The vice president noted for the audience that he sometimes is tapped by President Barack Obama to travel around the globe “to speak to [Russian President Vladimir] Putin” and other world leaders.

Those leaders listen to him, Biden said, “because [they know] I speak for the president.”

“There’s nothing missing between the lip and the cup,” Biden quipped, describing his role within the Obama administration and relationship with Obama.

What’s more, Biden also touted his proximity to presidential decision-making, saying he demanded and has maintained the status of being the last adviser in the room with Obama on major decisions.

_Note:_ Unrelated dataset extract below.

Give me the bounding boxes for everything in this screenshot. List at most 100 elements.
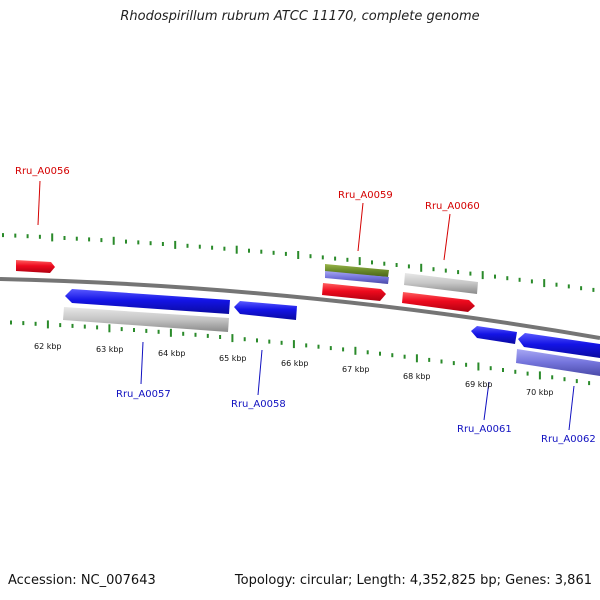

The former Delaware senator also pointed out that he has led 18 Cabinet meetings as vice president, typically about matters spanning multiple federal departments on which Obama granted him full authority.

During one, the potential 2016 candidate said, a Cabinet secretary advised meeting without Obama was unwise. According to Biden, he shot back: “How about you do what I tell you, or go talk to the president?”

Biden also provided a window into how he might select a vice president, should he win a possible three-way brawl with Clinton and Sen. Bernard Sanders, I-Vt.

The main reason his relationship with Obama has remained strong, he said, is because “we’re simpatico” on major policy issues. He acknowledged small differences as candidates with Obama during the 2008 election cycle, but added the duo never disagreed on “substantive issues.”

Reminding the audience he initially turned down Obama’s offer of the vice presidency, Biden said it is important for a VP candidate to decide and make clear to his or her potential boss “what you want to do.”

His appearance at a GWU-University of Minnesota forum examining Walter Mondale’s vice presidential tenure came amid speculation that he is nearing a decision about running.

A new poll might give him pause.

It is more likely Democratic primary voters (38 percent) would prefer Biden not jump into the race for the party’s presidential nomination than want him to (30 percent), according to the NBC News/Wall Street Journal poll. Another 31 percent had no opinion. Should Biden jump into the race, he is expected to siphon support — voters and campaign funds — from Clinton, opening a door for a three-way fight for the nomination that could seriously include Sanders.

Whether or not Biden runs, Mondale said part of his decades-long legacy of public service will be helping to “executivize” the vice presidency, a truly wonky term for ensuring future VPs have a strong role in future administrations’ decision-making.